A new study says Facebook and dating apps collect the most personal information about users, though a wide range of apps are collecting more data than one would expect.
Why it matters: It’s not always intuitive which apps are grabbing data. And even when a site or app doesn’t explicitly collect a piece of information, it can still infer that information from other data it does collect.
By the numbers: The study, conducted by London-based cybersecurity firm Clario, found that Facebook collects more than 70% of all the information it can legally collect. Second on the list is Facebook’s Instagram app, which collects more than 58% of all available data — including info like hobbies, height, weight and sexual orientation.

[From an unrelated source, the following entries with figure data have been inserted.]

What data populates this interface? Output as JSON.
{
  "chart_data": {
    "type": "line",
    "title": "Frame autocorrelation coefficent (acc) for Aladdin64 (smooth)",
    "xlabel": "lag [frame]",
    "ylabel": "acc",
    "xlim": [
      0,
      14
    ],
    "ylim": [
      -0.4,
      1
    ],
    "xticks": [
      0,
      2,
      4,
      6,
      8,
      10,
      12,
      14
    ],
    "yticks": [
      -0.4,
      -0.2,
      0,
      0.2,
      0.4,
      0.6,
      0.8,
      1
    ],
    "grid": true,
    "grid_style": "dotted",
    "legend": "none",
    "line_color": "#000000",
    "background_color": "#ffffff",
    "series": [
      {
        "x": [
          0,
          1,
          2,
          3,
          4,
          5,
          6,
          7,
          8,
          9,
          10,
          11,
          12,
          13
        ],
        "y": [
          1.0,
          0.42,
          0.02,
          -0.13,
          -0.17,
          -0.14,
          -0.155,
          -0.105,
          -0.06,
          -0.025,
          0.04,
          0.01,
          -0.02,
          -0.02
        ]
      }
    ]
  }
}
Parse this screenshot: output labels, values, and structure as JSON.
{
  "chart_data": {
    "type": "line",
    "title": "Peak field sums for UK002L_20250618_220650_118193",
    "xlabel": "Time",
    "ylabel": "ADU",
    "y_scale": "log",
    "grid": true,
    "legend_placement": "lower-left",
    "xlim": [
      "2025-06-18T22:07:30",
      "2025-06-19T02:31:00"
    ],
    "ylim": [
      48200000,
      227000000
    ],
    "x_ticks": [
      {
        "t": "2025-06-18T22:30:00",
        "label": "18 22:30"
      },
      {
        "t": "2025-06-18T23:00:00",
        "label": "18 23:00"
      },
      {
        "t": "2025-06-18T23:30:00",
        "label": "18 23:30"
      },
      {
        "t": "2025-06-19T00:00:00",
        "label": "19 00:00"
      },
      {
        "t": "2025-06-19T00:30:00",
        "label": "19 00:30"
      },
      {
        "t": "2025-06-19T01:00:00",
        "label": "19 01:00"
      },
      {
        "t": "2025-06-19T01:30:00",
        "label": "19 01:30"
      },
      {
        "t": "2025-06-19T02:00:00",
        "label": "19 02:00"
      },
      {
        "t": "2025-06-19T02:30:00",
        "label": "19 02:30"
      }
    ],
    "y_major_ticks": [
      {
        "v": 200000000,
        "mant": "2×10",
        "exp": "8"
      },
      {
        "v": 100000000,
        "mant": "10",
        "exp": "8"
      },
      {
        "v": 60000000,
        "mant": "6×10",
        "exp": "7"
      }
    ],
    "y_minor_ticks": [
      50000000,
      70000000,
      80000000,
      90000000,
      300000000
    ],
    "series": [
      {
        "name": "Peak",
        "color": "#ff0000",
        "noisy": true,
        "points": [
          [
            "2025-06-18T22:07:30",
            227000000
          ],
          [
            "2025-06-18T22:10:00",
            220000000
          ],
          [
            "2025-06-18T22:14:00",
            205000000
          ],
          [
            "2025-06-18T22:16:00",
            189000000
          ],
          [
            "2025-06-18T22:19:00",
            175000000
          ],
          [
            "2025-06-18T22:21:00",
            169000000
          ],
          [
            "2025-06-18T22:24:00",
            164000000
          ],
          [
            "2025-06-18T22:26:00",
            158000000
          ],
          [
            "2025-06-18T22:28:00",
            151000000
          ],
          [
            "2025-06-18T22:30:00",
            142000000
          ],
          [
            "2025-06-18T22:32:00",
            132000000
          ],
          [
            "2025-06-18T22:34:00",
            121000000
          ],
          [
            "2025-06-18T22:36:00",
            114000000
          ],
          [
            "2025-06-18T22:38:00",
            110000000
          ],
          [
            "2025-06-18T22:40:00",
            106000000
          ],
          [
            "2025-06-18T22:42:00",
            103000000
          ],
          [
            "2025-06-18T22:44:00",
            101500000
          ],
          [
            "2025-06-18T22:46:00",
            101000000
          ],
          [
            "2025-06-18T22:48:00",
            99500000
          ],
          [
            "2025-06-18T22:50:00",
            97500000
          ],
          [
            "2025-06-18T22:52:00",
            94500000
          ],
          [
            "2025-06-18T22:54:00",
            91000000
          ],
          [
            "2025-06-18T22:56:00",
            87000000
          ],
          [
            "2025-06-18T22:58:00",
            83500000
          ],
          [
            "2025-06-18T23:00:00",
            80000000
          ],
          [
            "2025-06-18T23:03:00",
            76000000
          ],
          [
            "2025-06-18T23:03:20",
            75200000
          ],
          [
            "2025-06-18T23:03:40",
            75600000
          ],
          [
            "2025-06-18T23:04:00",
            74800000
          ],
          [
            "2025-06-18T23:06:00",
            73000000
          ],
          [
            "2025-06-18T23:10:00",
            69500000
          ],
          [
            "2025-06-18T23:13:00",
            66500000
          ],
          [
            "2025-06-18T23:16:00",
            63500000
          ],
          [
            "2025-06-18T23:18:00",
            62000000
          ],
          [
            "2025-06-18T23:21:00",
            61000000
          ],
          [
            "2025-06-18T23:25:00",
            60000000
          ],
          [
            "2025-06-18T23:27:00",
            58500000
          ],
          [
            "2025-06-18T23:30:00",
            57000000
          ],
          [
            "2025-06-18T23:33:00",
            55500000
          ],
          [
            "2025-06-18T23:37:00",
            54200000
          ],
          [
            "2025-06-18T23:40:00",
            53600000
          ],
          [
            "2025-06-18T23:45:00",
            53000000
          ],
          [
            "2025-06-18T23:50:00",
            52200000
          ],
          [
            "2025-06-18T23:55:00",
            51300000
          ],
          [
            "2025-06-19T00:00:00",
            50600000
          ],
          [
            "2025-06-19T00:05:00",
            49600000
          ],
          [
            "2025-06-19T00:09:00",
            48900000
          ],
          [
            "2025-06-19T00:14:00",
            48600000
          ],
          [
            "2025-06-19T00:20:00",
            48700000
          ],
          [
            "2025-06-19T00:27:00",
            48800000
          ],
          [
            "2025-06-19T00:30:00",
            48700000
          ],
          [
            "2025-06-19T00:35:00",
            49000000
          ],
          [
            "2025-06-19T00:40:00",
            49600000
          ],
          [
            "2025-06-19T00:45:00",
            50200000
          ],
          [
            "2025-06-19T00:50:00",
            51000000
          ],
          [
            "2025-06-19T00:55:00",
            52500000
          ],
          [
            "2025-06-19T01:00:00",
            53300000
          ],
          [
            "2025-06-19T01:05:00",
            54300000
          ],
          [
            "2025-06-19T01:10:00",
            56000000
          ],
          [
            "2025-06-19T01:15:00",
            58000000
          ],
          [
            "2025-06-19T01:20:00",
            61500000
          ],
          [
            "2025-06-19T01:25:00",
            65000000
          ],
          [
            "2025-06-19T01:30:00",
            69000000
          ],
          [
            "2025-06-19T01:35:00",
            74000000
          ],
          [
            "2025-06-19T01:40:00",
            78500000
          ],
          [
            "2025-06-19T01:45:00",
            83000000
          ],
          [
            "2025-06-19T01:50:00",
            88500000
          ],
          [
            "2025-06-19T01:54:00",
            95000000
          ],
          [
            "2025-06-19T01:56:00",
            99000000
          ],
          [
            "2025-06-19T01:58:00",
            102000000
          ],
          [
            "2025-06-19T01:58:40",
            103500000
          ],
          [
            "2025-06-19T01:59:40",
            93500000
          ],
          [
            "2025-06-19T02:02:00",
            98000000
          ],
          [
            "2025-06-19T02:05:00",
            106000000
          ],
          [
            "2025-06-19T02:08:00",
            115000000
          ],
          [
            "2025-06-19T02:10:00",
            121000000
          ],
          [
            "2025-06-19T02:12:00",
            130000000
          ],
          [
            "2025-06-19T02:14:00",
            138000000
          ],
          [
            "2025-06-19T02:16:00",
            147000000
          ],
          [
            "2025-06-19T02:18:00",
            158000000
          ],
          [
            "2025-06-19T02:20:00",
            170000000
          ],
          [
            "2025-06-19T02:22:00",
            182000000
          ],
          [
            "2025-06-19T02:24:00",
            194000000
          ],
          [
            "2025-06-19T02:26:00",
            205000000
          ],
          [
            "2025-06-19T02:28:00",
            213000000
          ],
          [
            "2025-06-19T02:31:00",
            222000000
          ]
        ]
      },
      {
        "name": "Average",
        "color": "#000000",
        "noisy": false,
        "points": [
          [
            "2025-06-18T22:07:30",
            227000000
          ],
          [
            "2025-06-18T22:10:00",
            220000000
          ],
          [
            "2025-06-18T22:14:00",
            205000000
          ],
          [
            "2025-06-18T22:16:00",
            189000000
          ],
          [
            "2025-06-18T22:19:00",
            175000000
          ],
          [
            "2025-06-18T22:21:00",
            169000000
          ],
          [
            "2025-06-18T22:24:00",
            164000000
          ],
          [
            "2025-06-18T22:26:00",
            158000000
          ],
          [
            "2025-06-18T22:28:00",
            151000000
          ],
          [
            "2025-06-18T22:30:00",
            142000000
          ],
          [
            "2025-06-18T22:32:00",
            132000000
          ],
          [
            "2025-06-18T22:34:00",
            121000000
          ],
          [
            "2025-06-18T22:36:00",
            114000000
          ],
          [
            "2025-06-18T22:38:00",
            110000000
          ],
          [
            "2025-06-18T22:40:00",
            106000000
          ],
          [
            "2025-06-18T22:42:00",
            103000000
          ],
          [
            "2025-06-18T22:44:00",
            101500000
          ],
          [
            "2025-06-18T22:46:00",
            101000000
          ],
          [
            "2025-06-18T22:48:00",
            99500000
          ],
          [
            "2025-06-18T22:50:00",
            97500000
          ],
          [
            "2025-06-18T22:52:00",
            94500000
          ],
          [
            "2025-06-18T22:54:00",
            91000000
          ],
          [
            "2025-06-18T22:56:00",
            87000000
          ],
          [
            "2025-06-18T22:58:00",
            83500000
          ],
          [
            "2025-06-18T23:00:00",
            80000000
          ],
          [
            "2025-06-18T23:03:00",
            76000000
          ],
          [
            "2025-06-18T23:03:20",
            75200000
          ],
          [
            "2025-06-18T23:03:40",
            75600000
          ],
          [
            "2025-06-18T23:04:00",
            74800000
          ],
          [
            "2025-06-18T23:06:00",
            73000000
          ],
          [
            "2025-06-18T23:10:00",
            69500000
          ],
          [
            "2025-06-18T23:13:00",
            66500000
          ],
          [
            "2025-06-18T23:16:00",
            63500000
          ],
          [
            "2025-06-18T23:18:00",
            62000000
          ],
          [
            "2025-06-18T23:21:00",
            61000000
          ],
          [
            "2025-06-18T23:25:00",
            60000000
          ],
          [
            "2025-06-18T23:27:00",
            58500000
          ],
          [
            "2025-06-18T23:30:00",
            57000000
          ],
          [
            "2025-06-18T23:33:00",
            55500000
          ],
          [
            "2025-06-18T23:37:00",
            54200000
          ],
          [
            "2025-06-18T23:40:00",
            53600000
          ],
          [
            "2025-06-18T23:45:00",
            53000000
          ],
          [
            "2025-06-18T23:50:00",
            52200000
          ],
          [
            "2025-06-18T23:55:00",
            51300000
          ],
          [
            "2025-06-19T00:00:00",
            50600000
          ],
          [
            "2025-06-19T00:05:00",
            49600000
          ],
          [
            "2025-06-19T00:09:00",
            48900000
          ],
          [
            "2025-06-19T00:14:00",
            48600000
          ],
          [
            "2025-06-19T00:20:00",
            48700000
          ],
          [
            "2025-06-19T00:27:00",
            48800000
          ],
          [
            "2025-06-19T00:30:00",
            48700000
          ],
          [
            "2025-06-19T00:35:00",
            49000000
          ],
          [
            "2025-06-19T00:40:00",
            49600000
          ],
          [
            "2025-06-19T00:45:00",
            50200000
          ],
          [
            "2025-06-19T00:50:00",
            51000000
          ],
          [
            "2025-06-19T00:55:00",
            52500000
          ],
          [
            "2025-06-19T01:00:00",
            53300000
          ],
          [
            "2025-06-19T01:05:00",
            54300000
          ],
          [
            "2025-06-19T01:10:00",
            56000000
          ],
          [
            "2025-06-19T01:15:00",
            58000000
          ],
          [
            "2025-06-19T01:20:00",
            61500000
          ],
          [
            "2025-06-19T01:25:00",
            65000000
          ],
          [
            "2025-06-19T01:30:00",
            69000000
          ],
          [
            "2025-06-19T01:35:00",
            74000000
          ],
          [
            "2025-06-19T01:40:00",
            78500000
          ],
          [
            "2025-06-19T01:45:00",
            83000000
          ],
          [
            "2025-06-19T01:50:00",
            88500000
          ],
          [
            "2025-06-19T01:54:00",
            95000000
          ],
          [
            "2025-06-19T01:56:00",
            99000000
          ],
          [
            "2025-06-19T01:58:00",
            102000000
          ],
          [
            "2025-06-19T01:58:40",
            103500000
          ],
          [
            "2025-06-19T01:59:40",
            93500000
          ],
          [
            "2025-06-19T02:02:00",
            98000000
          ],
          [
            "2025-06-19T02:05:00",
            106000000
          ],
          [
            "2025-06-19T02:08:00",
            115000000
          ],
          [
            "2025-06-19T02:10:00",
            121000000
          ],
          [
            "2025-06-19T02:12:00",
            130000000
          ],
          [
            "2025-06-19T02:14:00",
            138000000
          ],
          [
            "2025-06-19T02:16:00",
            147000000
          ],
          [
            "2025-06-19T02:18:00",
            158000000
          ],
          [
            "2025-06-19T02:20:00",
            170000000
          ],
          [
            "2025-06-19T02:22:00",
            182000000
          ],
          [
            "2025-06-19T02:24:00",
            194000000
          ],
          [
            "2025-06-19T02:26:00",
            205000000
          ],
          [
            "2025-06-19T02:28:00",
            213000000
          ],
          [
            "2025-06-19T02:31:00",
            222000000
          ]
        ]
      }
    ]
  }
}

- The next most grabby services were dating apps Tinder and Grindr, with Tinder collecting 56% of such info, including the details you’d expect a dating site to know, but also stuff you might not think of, such as whether you own a pet.
- Retail sites, even Amazon, explicitly collected less info than many other apps. But of course, they get lots of data from what you browse and buy — information they can use to infer all kinds of other data.
Between the lines: Some data makes sense when collected by one app, but less so for other types of programs. For example, it’s not surprising that exercise companies collect information on a person’s weight — but Instagram does, too.
What they’re saying: “It’s no secret that companies trade in their users’ data,” Clario CIO Alex Maklakov said in a statement.
- “We’re all guilty of accepting the terms and conditions without perhaps reading them as closely as we should. But we want everyone to know what information apps are taking from and storing on their customers so that people can feel in control online.”
Methodology: Clario said it looked at 48 popular apps across various sectors and ascertains which permissions they asked consumers for in their terms and conditions and privacy agreements.
- Clario then ranked the companies based on 34 different data points.
Yes, but: Terms of service reserve the right to collect data, but users don’t always provide it and companies don’t always collect everything they say they might.